Niezbyt udana reinkarnacja

BLOG RECENZJA
223V
user-93393 main blog image
MajinYoda | 21.09, 11:42
Poniżej znajduje się treść dodana przez czytelnika PPE.pl w formie bloga.

Jak wspominałem kilka tygodni temu, niedawno obejrzałem dwa tegoroczne anime z motywem reinkarnacji. Poprzednie dostało ode mnie okrągłą 8. W tym przypadku jednak nie jest tak kolorowo.

Bowiem, niestety, As a Reincarnated Aristocrat, I'll Use My Appraisal Skill to Rise in the World jest do bólu sztampowym przedstawicielem gatunku isekai. Do tego stopnia, że nie wiem czy nie prościej byłoby to nazwać: Everything You Have Already Seen in Isekai, Mixed and Packed into Yet Another Reincarnation Anime With The Most Anooying Protagonist Ever.

Sztampowy bohater sztampowego świata

Bohaterem serialu jest Arse Ars Louvent, syn arystokraty, a w rzeczywistości zreinkarnowany gostek ze współczesnej Japonii. Czyli typowa zagrywka dla isekai, choć – o dziwo – bez Truck-kuna. Jednak w przeciwieństwie do opisywanej ostatnio Ivy, Ars dobrze pamięta swoje przeszłe życie. Byłby to spoko motyw, gdyby nie fakt, że jest to wspomniane ze trzy razy we wszystkich 12 odcinkach. Nawet nie ma nigdzie informacji jak miał na imię w poprzednim życiu.

Do tego Ars jest mega irytująca postacią. Najczęściej jest przerażony, krzyczy lub się zawstydza. Początkowo jest to zrozumiałe, bowiem biologicznie i, w pewnym sensie, mentalnie ma 13 lat. Ale po kilku odcinkach miałem go serdecznie dość. Szczególnie, że jego krzyk pojawia się aż nazbyt często. Jakby twórcy zapomnieli, że Ars jest reinkarnacją i powinien choć czasem zachowywać się bardziej jak dorosły.
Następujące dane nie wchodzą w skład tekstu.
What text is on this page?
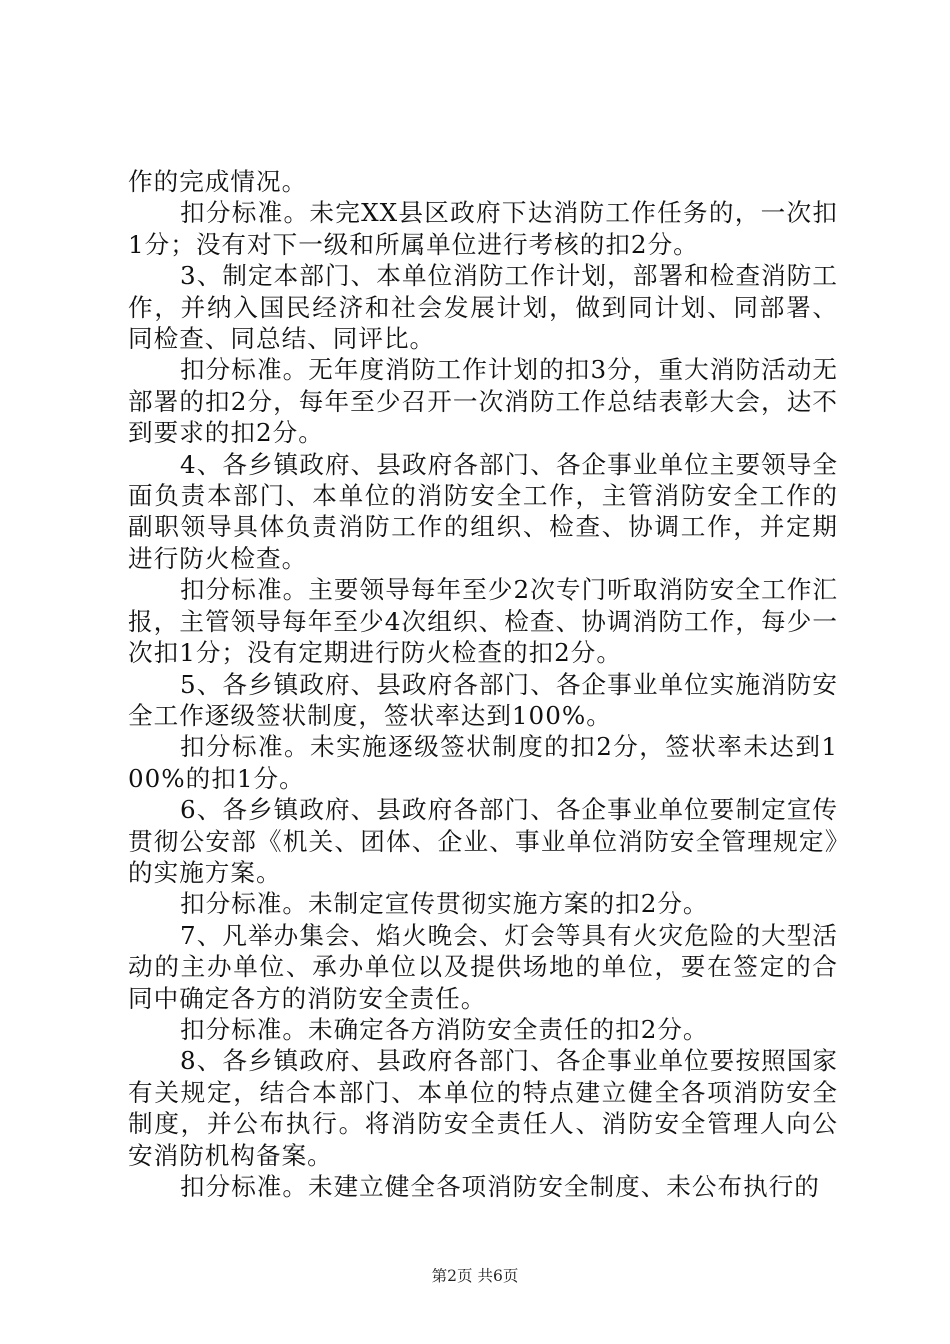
作的完成情况。

扣分标准。未完XX县区政府下达消防工作任务的，一次扣1分；没有对下一级和所属单位进行考核的扣2分。

3、制定本部门、本单位消防工作计划，部署和检查消防工作，并纳入国民经济和社会发展计划，做到同计划、同部署、同检查、同总结、同评比。

扣分标准。无年度消防工作计划的扣3分，重大消防活动无部署的扣2分，每年至少召开一次消防工作总结表彰大会，达不到要求的扣2分。

4、各乡镇政府、县政府各部门、各企事业单位主要领导全面负责本部门、本单位的消防安全工作，主管消防安全工作的副职领导具体负责消防工作的组织、检查、协调工作，并定期进行防火检查。

扣分标准。主要领导每年至少2次专门听取消防安全工作汇报，主管领导每年至少4次组织、检查、协调消防工作，每少一次扣1分；没有定期进行防火检查的扣2分。

5、各乡镇政府、县政府各部门、各企事业单位实施消防安全工作逐级签状制度，签状率达到100%。

扣分标准。未实施逐级签状制度的扣2分，签状率未达到100%的扣1分。

6、各乡镇政府、县政府各部门、各企事业单位要制定宣传贯彻公安部《机关、团体、企业、事业单位消防安全管理规定》的实施方案。

扣分标准。未制定宣传贯彻实施方案的扣2分。

7、凡举办集会、焰火晚会、灯会等具有火灾危险的大型活动的主办单位、承办单位以及提供场地的单位，要在签定的合同中确定各方的消防安全责任。

扣分标准。未确定各方消防安全责任的扣2分。

8、各乡镇政府、县政府各部门、各企事业单位要按照国家有关规定，结合本部门、本单位的特点建立健全各项消防安全制度，并公布执行。将消防安全责任人、消防安全管理人向公安消防机构备案。

扣分标准。未建立健全各项消防安全制度、未公布执行的

第2页 共6页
Ponieważ świat jest typowym fantasy, jest tu także magia. Do tego sam protagonista posiada zdolność oceny osób, które spotka. Wygląda to trochę jak w grach RPG – Ars widzi imię, nazwisko, wiek i płeć danej osoby, jej cechy (typu pomysłowość czy ambicja) oraz zdolności bojowe (np. czy jest lepszym łucznikiem czy kawalerzystą). Jest to spoko, ale, z nieznanego powodu, bohater nie widzi czy dana postać posiada dodatkowe zdolności. Trochę to dziwne – skoro „widzi wszystko” to powinien widzieć i to. Do tego nie może sprawdzić sam siebie.

Wszyscy pozostali

Oczywiście, w anime przewija się całkiem sporo innych postaci. Pojawia się wśród nich młody, potężny wojownik, potężna czarodziejka, geniusz strategiczny, kolejny potężny wojownik i pijaczka... która jest jeszcze jednym geniuszem strategicznym… Ogólnie, najważniejsze postacie mają swoje przypisane cechy charakteru i role, ale są bardzo płaskie. Ich rozwój jest praktycznie zerowy. Do tego jedna z najciekawszych postaci „odchodzi” zdecydowanie zbyt wcześnie.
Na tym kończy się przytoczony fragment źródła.